What rich people famously spend their money on, especially when that money is old and matured by generations, is art. When everybody is rich, there will be no need for government arts funding. Within the enclaves of the already rich, the Warhols and Johnses and Kiefers—not to mention the Ozawas, Spielbergs, and McCartneys—have already joined the aristocracy. Rich people have traditionally funded science research, and a world filled with pleasant landscaped environments will be too tame for the wealthy adventurer. Science is an irreducibly uncomfortable occupation, which is why the wealthy seek it out. Like peasants in a field, trust-fund kids grub about in dusty archeological digs. Aristocrats love to abandon their pleasant homes to climb icy and dangerous mountains, or they buy expensive and ingeniously obsolete sailboats and, on the fine edge of boredom and terror, sail around the world. Outer space will be the final frontier for the rich, the ultimate tourist destination, and they will pay for the privilege.

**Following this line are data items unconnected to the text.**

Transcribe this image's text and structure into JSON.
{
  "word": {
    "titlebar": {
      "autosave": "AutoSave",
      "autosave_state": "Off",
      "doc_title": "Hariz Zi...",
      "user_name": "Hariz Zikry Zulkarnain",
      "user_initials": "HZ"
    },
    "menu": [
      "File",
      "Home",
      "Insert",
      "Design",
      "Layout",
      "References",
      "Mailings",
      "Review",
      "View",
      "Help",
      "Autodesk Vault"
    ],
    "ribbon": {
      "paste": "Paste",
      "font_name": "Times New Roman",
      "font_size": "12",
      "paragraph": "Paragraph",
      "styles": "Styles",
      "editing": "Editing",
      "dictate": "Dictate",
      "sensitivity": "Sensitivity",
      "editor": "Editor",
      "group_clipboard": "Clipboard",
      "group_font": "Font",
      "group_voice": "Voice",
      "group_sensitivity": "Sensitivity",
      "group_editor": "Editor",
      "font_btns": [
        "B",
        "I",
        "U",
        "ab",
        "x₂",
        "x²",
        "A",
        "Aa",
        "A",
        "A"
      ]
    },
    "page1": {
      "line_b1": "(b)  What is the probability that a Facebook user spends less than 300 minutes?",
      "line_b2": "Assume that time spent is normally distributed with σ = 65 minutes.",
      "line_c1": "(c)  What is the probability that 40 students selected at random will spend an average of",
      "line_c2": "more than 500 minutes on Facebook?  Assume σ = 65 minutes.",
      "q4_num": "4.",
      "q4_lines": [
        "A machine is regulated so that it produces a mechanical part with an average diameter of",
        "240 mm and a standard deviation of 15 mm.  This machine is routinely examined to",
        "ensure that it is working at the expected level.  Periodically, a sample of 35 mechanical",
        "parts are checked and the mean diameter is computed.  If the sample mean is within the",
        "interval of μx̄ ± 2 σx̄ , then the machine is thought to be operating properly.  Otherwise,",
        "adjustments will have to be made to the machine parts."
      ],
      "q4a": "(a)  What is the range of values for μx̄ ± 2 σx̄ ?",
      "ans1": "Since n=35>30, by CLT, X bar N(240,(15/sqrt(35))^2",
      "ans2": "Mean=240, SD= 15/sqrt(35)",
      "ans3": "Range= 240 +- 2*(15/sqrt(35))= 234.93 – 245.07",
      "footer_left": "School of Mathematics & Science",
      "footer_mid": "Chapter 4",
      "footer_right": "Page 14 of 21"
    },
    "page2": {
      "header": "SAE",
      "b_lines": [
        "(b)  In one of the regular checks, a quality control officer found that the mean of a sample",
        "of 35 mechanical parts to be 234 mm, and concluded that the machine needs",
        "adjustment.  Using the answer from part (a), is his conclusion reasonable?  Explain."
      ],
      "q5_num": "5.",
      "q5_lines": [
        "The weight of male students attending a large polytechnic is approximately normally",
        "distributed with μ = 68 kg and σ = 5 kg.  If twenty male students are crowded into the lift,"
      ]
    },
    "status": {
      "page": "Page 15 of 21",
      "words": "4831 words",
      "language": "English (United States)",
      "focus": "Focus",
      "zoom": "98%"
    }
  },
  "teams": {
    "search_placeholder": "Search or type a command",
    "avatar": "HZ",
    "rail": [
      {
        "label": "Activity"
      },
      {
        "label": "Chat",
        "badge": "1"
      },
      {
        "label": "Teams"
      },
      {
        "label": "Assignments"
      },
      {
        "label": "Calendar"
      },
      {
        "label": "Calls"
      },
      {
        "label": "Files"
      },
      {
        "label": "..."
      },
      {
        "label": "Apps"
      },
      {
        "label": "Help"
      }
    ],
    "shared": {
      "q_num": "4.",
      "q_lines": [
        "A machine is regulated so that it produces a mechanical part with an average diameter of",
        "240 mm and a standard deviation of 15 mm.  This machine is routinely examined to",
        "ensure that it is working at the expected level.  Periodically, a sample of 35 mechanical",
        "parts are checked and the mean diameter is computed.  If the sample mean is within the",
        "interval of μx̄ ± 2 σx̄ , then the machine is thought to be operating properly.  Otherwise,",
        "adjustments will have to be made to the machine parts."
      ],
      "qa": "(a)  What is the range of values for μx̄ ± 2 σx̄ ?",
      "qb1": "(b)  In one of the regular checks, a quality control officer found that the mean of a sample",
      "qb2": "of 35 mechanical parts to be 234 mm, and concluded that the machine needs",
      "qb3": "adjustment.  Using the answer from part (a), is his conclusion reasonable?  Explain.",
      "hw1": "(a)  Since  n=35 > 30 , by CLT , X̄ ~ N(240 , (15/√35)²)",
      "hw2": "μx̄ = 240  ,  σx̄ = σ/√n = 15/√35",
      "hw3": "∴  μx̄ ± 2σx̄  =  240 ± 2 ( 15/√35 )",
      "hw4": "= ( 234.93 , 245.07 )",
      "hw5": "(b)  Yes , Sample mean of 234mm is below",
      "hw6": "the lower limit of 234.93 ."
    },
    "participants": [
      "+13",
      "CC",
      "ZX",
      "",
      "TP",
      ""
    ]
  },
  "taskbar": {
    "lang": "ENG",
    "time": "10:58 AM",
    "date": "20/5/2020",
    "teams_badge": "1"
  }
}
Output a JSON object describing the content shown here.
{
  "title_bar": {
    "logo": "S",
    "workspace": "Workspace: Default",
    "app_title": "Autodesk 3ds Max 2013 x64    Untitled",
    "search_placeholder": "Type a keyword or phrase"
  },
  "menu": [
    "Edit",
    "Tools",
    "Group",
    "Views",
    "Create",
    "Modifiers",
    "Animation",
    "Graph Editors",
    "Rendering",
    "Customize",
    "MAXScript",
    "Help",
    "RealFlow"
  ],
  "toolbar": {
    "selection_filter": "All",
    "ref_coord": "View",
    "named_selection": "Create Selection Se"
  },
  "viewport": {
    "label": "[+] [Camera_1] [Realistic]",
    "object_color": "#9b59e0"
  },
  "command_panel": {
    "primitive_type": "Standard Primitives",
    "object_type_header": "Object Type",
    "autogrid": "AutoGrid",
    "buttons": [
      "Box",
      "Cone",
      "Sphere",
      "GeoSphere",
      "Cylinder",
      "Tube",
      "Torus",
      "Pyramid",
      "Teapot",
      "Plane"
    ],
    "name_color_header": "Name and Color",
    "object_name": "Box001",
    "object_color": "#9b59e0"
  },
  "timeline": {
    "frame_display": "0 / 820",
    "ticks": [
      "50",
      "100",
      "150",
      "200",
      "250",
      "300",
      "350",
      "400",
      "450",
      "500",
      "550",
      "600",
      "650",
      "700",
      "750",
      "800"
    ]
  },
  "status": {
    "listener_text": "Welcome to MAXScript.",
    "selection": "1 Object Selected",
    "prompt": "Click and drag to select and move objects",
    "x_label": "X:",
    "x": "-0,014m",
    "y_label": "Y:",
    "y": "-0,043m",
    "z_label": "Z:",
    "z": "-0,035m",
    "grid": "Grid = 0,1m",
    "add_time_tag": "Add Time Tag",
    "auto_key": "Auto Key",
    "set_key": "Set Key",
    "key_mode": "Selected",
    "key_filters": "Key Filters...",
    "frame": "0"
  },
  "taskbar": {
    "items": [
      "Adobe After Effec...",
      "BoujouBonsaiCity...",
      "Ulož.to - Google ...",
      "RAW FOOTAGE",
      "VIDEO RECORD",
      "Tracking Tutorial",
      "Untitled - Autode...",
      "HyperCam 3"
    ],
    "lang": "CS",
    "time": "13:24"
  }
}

Finally and most decisively of all, being rich is unquestionably the cure for over-population. With the exception of a few countries such as China, in which brutal state power is exercised to prevent births, the birthrate is in inverse proportion to income per capita. And the fact that incomes begin to increase before birthrates start to decrease shows clearly that the driving factor in the connection is predominantly the increase in income—though there is also a secondary feedback effect in which low birthrates begin to accelerate the growth of wealth. Demographers are unanimous in noting the connection, and they argue only about the reason for it. Some believe in a direct relationship: that once children are no longer an insurance policy against the poverty of old age, they are less urgently required; or that when contraceptives are affordable, they tend to be used. Other scholars invoke factors that we have already seen are secondary consequences of wealth—for instance, the education of women or the availability of health care leading to lower infant mortality rates, less need to compensate for the uncertainty of infant survival, and a consequent drop in fertility. The chief demographic problem in a rich world will be one already currently faced by wealthy nations such as Germany, Italy, and Japan—how to keep the birth rate high enough to replace the population. The leveling off of population will compound the other beneficial effects of wealth: relaxation of the pressure on health and education services; an older, less crime-prone population; fewer draft-age young men; a higher proportion of people preparing their souls for death; resources freed up for the arts and sciences; a lightening of women’s reproductive burdens; greater political maturity; and a softening of the human impact on the environment. So What Are We Waiting For? A panacea for almost all of our recognizable present world problems lies right before us, one so simple that though it stares us in the face we do not notice it. Are we really so blind? To my knowledge, no nation in the world places that solution—make every-body rich—at the top of its public-policy priority list. Some nations, such as Switzer-land and Singapore, implicitly adopt that policy, and they are among the richest in the world.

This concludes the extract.